Eduardo Kac
This essay discusses an art based on the integration of telecommunications, robotics, new kinds of human-machine interface, and computers. This “telepresence art” can be understood within the wider framework of electronic interactive art. At its best, interactive art implies less stress on form (composition) and more emphasis on behavior (choice, action), negotiation of meanings, and the foregrounding of the public who, now transformed into “participants,” acquire a prominent and active role in shaping their own field of experiences. The role of the artist in interactive art is not to encode messages unidirectionally but to define the parameters of the open-ended context in which experiences will unfold.
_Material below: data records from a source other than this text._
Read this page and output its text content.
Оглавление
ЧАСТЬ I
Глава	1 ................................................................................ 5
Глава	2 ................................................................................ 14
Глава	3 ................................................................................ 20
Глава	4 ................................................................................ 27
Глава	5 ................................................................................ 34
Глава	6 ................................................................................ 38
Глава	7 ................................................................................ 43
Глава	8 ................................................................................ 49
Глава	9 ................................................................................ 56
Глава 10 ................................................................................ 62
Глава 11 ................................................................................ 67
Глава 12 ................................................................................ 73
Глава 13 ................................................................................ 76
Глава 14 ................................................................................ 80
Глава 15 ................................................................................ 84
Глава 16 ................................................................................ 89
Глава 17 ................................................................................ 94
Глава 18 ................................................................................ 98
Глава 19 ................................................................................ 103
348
It seems to me that some confusion has resulted from the almost indistinguishable use of the words cyberspace, virtual reality, and telepresence in recent electronic art theory and criticism. This essay focuses on telepresence as a new art medium, but first I wish to clarify the meanings of these three words. Second, I will try to suggest that telepresence is a new kind of communicative experience. Third, I will point out the primacy of real time over real space as it pertains to this new kind of communication event, in general, and to telepresence art, especifically. Fourth, I will comment on some cultural implications of telepresence beyond the narrow field of scientific simulation. Finally, I will conclude with a brief discussion of the telepresence installation “Ornitorrinco on the Moon,” created by myself and Ed Bennett especially for the international telecommunication arts festival “Blurred Boundaries” (Entgrenzte Grenzen II), that took place around the world and was coordinated by Kulturdata, in Graz, Austria, in 1993.
Throughout the essay I will use the word media in reference to all systems that allow transmission of information from one point to another (television, telephone, modems, etc.). I will use the phrase mass media more specifically in relation to systems that transmit information unidirectionally from one point to many points (television, radio, etc.).